On Monday, January 17, we departed Norman's Cay and made our way to Shroud Cay, the first cay in the Exuma Cays Land and Sea Park, the first land and sea park in the world. First, a little background on the park....
Exuma Cays Land and Sea Park
The Exuma Cays Land and Sea Park is one of 26 national parks and protected area managed by The Bahamas National Trust. In 1953, a visionary Superintendent of The Everglades National Park in Florida, Daniel B. Beard, began urging explorers, naturalists and researchers of the importance of setting aside a section of the Exuma Cays as a buffer area, eventually to become a land and sea park. After several years of research, grants, and proposals, The Bahamas National Trust was incorporated by a special act of the Bahamian Parliament on July 13, 1959. The park was made a no-take marine reserve in 1986, the first marine fishery reserve in the wider Caribbean. Scientists have established that conch, lobster and grouper fisheries around the park have benefited tremendously from this decision. The Nature Conservancy in the United States has confirmed that the park has the highest conservation value in the region and is the only park in the Caribbean that functions as both a marine reserve and recreational area.
Today the park is one of the most beautiful areas in the Exumas and we have had a great time exploring these beautiful, pristine cays. The park starts at Wax Cay Cut, just below Norman's Cay and extends to the south 22 miles to Conch Cut with an average width of 8 miles. There are no commercial developments in the park and the only inhabited islands are privately owned.
The park has rules and regulations that all visitors must abide by. One of the biggest dangers to the park is poaching. The depletion of fisheries outside the park and the richness of the waters within the park boundaries make this area prone to poaching. Whether it is a Bahamian trying to make a little money or a cruiser trolling within the boundaries, it is poaching and it is illegal. There is no garbage disposal anywhere within the park. "Take only photographs....leave only footprints".
Shroud Cay is an uninhabited cay owned by Exuma Park. It is an archipelago of cays and rocks surrounding a shallow tidal mangrove creek which serves as a unique nursery for conch, lobster, sea turtles, birds, and many varieties of fish. Shroud Cay's name came from its resemblance to the long narrow sheet or shroud that is used to wrap a body.
There is a park supported mooring field on the west shore of the island, and boats anchor there as well. The main attraction for this island is the exploration of the sandy-bottomed creeks by dingy. We explored Sanctuary Creek, a beautiful estuary with shifting channels and shallow sandbars. It is best explored at or near high tide.
If you follow the northernmost creek, you will come out into the Exuma Sound (Atlantic Ocean) side. There is a stunning beach and spectacular scenery. Practically deserted, it begs for contemplative beach walks.

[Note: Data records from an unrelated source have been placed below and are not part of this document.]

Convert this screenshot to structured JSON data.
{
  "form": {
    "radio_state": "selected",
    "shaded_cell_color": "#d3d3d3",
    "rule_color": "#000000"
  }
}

There is a path up a hill on the beach which leads to Camp Driftwood.
Camp Driftwood was built in the 1960's by a man named Ernest Scholtes. He was a hermit who lived on his sailboat just inside the creek on the Sound side. He cut steps into the 50 foot hill and carried sand in sail bags to build the trail. Along the way he would pick up a plank or bit of driftwood and soon have a table or picnic bench. Today the area is deserted as park staff has removed all articles left at Camp Driftwood. Camp Driftwood has a bit of sordid history associated with it as well. In the 1980's when Carlos Lehder and his associates operated their cocaine business from Norman's Cay, DEA agents used the ridge at Camp Driftwood to spy on Lehder's operation. From this vantage point, they were able to take photos of all the planes as they landed and took off.
The view from the top has spectacular scenery of the Exuma Sound on one side and the tidal creek system on the other.
One fun activity is to float through the cut when the tide is outgoing. LA was the adventurous one in the group! It was a quick ride out to the shallow bank on the beach side, but a LONG shallow wade to get back to shore.
We loved Shroud Cay so much that we visited again and again.... with Stacy and Rene and their boat visitor, Geoie; again with Stacy and Rene; and again when Martha came to visit.